Ethnographic research, or ethnography, is the sociological study of people and cultures. Used in a design process, ethnography employs engagement tools (e.g., 9D Observation, Cultural Probes and Expert Interviews) to gain insight from users and subject matter experts in order to inform the design process and develop creative solutions that reflect these evidence-based findings. Scrapbooking, having participants communicate important experiences of places and people through imagery, is an example of an open ended ethnographic research method.


Stakeholder Maps

Stakeholder maps are used to visually consolidate and communicate the key stakeholders for a project or design challenge. These include stakeholders within the organization initiating the project, important allies and collaborators, clients, and individuals and groups likely to be affected or affecting the system in which the project exists.


Prototyping

Prototyping, or iterative design, is the process of creating an early mock-up of a product or service in order to allow collaborators to communicate, test and improve on ideas. Prototyping is a cyclical process, rapidly making, breaking and learning thereby improving the concept during each design rotation. For example, using Lego blocks to quickly create a small scale simulation in order to allow collaborators to walk through a service innovation.
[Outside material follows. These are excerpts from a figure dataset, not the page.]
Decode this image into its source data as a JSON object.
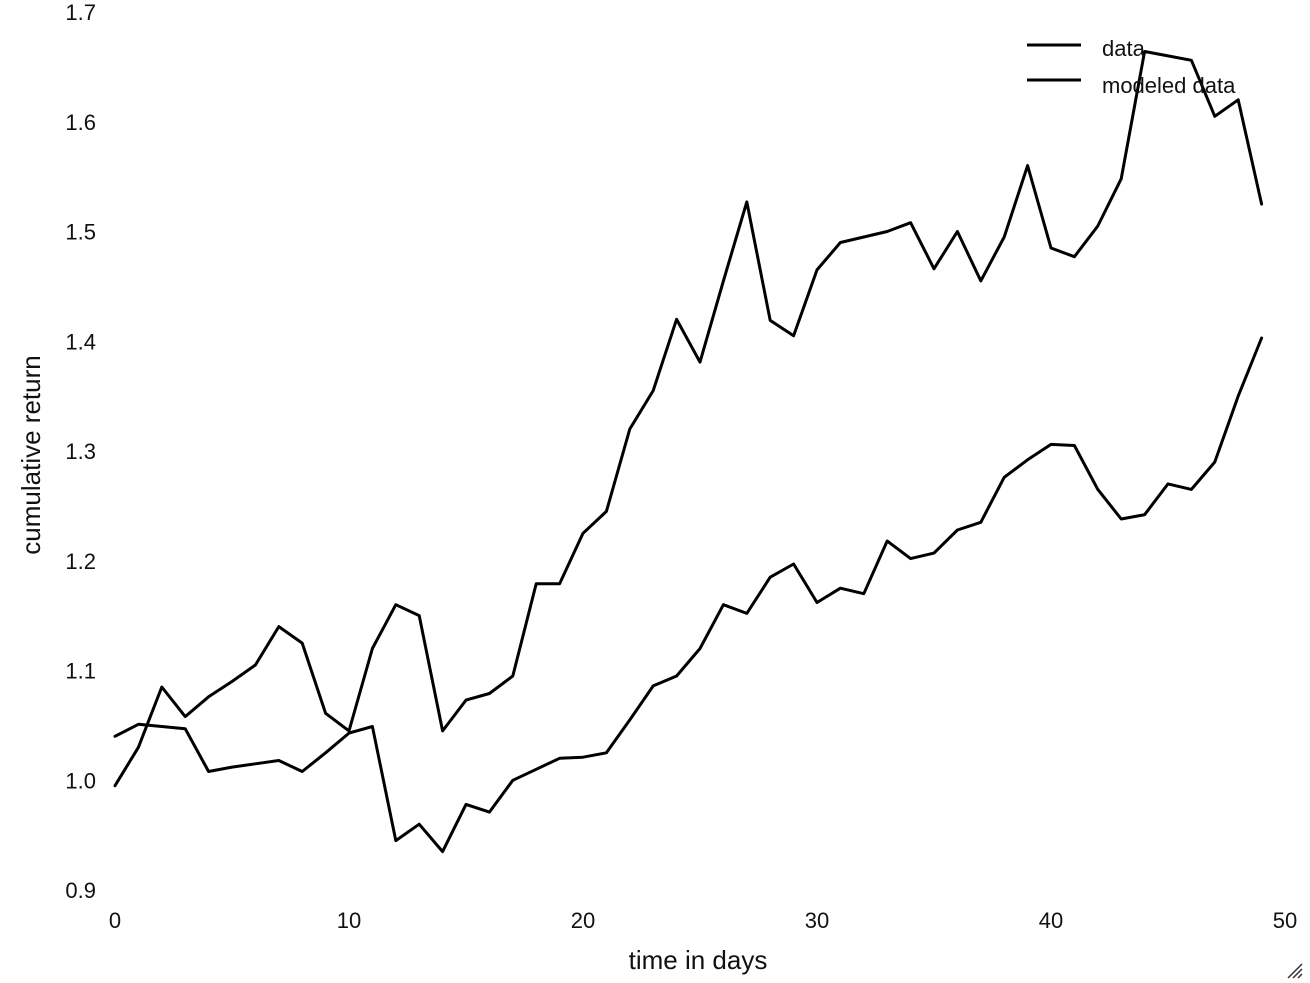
{
  "chart_data": {
    "type": "line",
    "xlabel": "time in days",
    "ylabel": "cumulative return",
    "xlim": [
      0,
      50
    ],
    "ylim": [
      0.9,
      1.7
    ],
    "x_ticks": [
      "0",
      "10",
      "20",
      "30",
      "40",
      "50"
    ],
    "y_ticks": [
      "0.9",
      "1.0",
      "1.1",
      "1.2",
      "1.3",
      "1.4",
      "1.5",
      "1.6",
      "1.7"
    ],
    "grid": false,
    "legend_position": "top-right",
    "x": [
      0,
      1,
      2,
      3,
      4,
      5,
      6,
      7,
      8,
      9,
      10,
      11,
      12,
      13,
      14,
      15,
      16,
      17,
      18,
      19,
      20,
      21,
      22,
      23,
      24,
      25,
      26,
      27,
      28,
      29,
      30,
      31,
      32,
      33,
      34,
      35,
      36,
      37,
      38,
      39,
      40,
      41,
      42,
      43,
      44,
      45,
      46,
      47,
      48,
      49
    ],
    "series": [
      {
        "name": "data",
        "color": "#000000",
        "values": [
          0.995,
          1.03,
          1.085,
          1.058,
          1.076,
          1.09,
          1.105,
          1.14,
          1.125,
          1.061,
          1.045,
          1.12,
          1.16,
          1.15,
          1.045,
          1.073,
          1.079,
          1.095,
          1.179,
          1.179,
          1.225,
          1.245,
          1.32,
          1.355,
          1.42,
          1.381,
          1.455,
          1.527,
          1.419,
          1.405,
          1.465,
          1.49,
          1.495,
          1.5,
          1.508,
          1.466,
          1.5,
          1.455,
          1.495,
          1.56,
          1.485,
          1.477,
          1.505,
          1.548,
          1.664,
          1.66,
          1.656,
          1.605,
          1.62,
          1.525
        ]
      },
      {
        "name": "modeled data",
        "color": "#000000",
        "values": [
          1.04,
          1.051,
          1.049,
          1.047,
          1.008,
          1.012,
          1.015,
          1.018,
          1.008,
          1.025,
          1.043,
          1.049,
          0.945,
          0.96,
          0.935,
          0.978,
          0.971,
          1.0,
          1.01,
          1.02,
          1.021,
          1.025,
          1.055,
          1.086,
          1.095,
          1.12,
          1.16,
          1.152,
          1.185,
          1.197,
          1.162,
          1.175,
          1.17,
          1.218,
          1.202,
          1.207,
          1.228,
          1.235,
          1.276,
          1.292,
          1.306,
          1.305,
          1.265,
          1.238,
          1.242,
          1.27,
          1.265,
          1.29,
          1.35,
          1.403
        ]
      }
    ]
  }
}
Narrative-based Text Analysis

Narrative-based text analysis, or narrative inquiry, is employed as a tool to analyze large volumes of qualitative or anecdotal data. It challenges the philosophy of quantitative data-gathering that does not allow for interpretation and better outcomes for people. Research tools, such as Atlas, help teams tackle large amounts of data. Transcript coding is a more accessible approach where researchers classify all interview statements in order to organize qualitative data and gain insight from the individual comments, patterns and frequencies within the created statement categories.


Experiential Futures

Experiential futures, or design fictions, are objects, illustrations or experiences conceived to help an audience explore ideas and concepts about possible future scenarios. Used to evoke a visceral reaction from the audience, experiential futures help the viewer quickly imagine how they would live, interact and react to changes explored in a foresight study. The practice uses art, industrial design, graphic design, narrative and theatre to create experiences that go beyond written reports. An example is the Museum of the Future from the Dubai Future Foundation.